• Oil Fields of the Future – What Can We Expect?

Fuel for thought

Oil Fields of the Future – What Can We Expect?

Although drilling for oil offshore started in the late nineteenth century, most of the wells were within sight of land, and many were no more the wells sited on boardwalks over the water. Offshore drilling, as we know it now, only started in the 1950s, but this was still carried out in relatively shallow waters usually close to land. By the 1980s, new advances in seismology and platform technology allowed oil to be produced from much greater depths, and the move into deep-water drilling began. Since then, the number of deep-water oil platforms has increased around the world as consumers and industry require ever more oil.

Deepwater drilling

But this increase is not without incident — both through loss of life and environmentally. 167 workers died when the Piper Alpha oil platform in the North Sea was destroyed by explosion and fire in 1988. And there have been environmental disasters too — headlines were made when the Deepwater Horizon oil spill occurred in the Gulf of Mexico in April 2010 with the loss of eleven lives.

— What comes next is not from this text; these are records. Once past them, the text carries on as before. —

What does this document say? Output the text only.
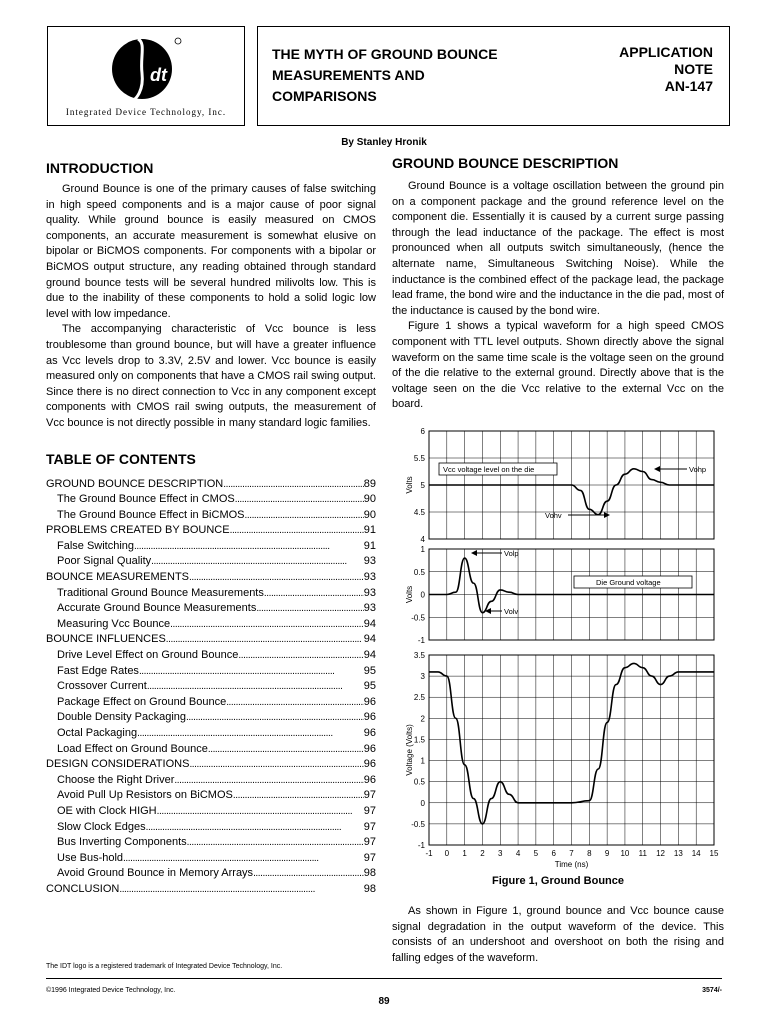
dt
Integrated Device Technology, Inc.
THE MYTH OF GROUND BOUNCE
MEASUREMENTS AND
COMPARISONS
APPLICATION
NOTE
AN-147
By Stanley Hronik
INTRODUCTION

Ground Bounce is one of the primary causes of false switching in high speed components and is a major cause of poor signal quality. While ground bounce is easily measured on CMOS components, an accurate measurement is somewhat elusive on bipolar or BiCMOS components. For components with a bipolar or BiCMOS output structure, any reading obtained through standard ground bounce tests will be several hundred milivolts low. This is due to the inability of these components to hold a solid logic low level with low impedance.

The accompanying characteristic of Vcc bounce is less troublesome than ground bounce, but will have a greater influence as Vcc levels drop to 3.3V, 2.5V and lower. Vcc bounce is easily measured only on components that have a CMOS rail swing output. Since there is no direct connection to Vcc in any component except components with CMOS rail swing outputs, the measurement of Vcc bounce is not directly possible in many standard logic families.

TABLE OF CONTENTS
GROUND BOUNCE DESCRIPTION . . .	89
The Ground Bounce Effect in CMOS . . .	90
The Ground Bounce Effect in BiCMOS . . .	90
PROBLEMS CREATED BY BOUNCE . . .	91
False Switching . . .	91
Poor Signal Quality . . .	93
BOUNCE MEASUREMENTS . . .	93
Traditional Ground Bounce Measurements . . .	93
Accurate Ground Bounce Measurements . . .	93
Measuring Vcc Bounce . . .	94
BOUNCE INFLUENCES . . .	94
Drive Level Effect on Ground Bounce . . .	94
Fast Edge Rates . . .	95
Crossover Current . . .	95
Package Effect on Ground Bounce . . .	96
Double Density Packaging . . .	96
Octal Packaging . . .	96
Load Effect on Ground Bounce . . .	96
DESIGN CONSIDERATIONS . . .	96
Choose the Right Driver . . .	96
Avoid Pull Up Resistors on BiCMOS . . .	97
OE with Clock HIGH . . .	97
Slow Clock Edges . . .	97
Bus Inverting Components . . .	97
Use Bus-hold . . .	97
Avoid Ground Bounce in Memory Arrays . . .	98
CONCLUSION . . .	98
GROUND BOUNCE DESCRIPTION

Ground Bounce is a voltage oscillation between the ground pin on a component package and the ground reference level on the component die. Essentially it is caused by a current surge passing through the lead inductance of the package. The effect is most pronounced when all outputs switch simultaneously, (hence the alternate name, Simultaneous Switching Noise). While the inductance is the combined effect of the package lead, the package lead frame, the bond wire and the inductance in the die pad, most of the inductance is caused by the bond wire.

Figure 1 shows a typical waveform for a high speed CMOS component with TTL level outputs. Shown directly above the signal waveform on the same time scale is the voltage seen on the ground of the die relative to the external ground. Directly above that is the voltage seen on the die Vcc relative to the external Vcc on the board.

6
5.5
5
4.5
4
Volts
1
0.5
0
-0.5
-1
Volts
3.5
3
2.5
2
1.5
1
0.5
0
-0.5
-1
Voltage (Volts)
-1 0 1 2 3 4 5 6 7 8 9 10 11 12 13 14 15
Time (ns)
Vcc voltage level on the die	Vohp
Vohv
Die Ground voltage
Volp
Volv
Figure 1, Ground Bounce

As shown in Figure 1, ground bounce and Vcc bounce cause signal degradation in the output waveform of the device. This consists of an undershoot and overshoot on both the rising and falling edges of the waveform.

The IDT logo is a registered trademark of Integrated Device Technology, Inc.
©1996 Integrated Device Technology, Inc.	3574/-
89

But no one can deny that under-sea drilling will continue to play a major role in the energy mix, at least until the oil runs out. As long as we need oil, someone will find it and pump it out. That means oil exploration going into deeper and ever more remote undersea locations. But how can technology help make offshore oil production safer for the workers and the environment, whilst reduce incidents such as this recent natural gas leak in Gulf of Mexico?

New technology in the Oil Industry

As offshore drilling moves to deeper and more remote locations, the risks of environmental impact and disaster will increase. One of the ways of mitigating risk is by using sensors to monitor and report on the subsea infrastructure — as investigated by a team at Aberdeen University. Subsea sensors are presently hardwired using wires or optical fibres, which incurs a cost and adds a component that can fail.

Sensors currently being developed will be able to monitor several variables and relay the information wirelessly to the surface or a master control module. By using intelligent, wireless sensors, the system will be able to react to a sensor failure and still relay information to the surface. If a wired technology is used and a sensor breaks, then data might not be able to bypass the fault — meaning data and a layer of security is lost from the system.

Methods to power the sensors using temperature differences or water movement are also being investigated — this will reduce the risks incurred when system maintenance is required. Current sensors are limited in measuring physical data such as temperature or pressure and basic chemical data. Sensors being developed could provide more detailed chemical information — this might, for example, provide a forewarning that the oil network is being compromised through corrosion.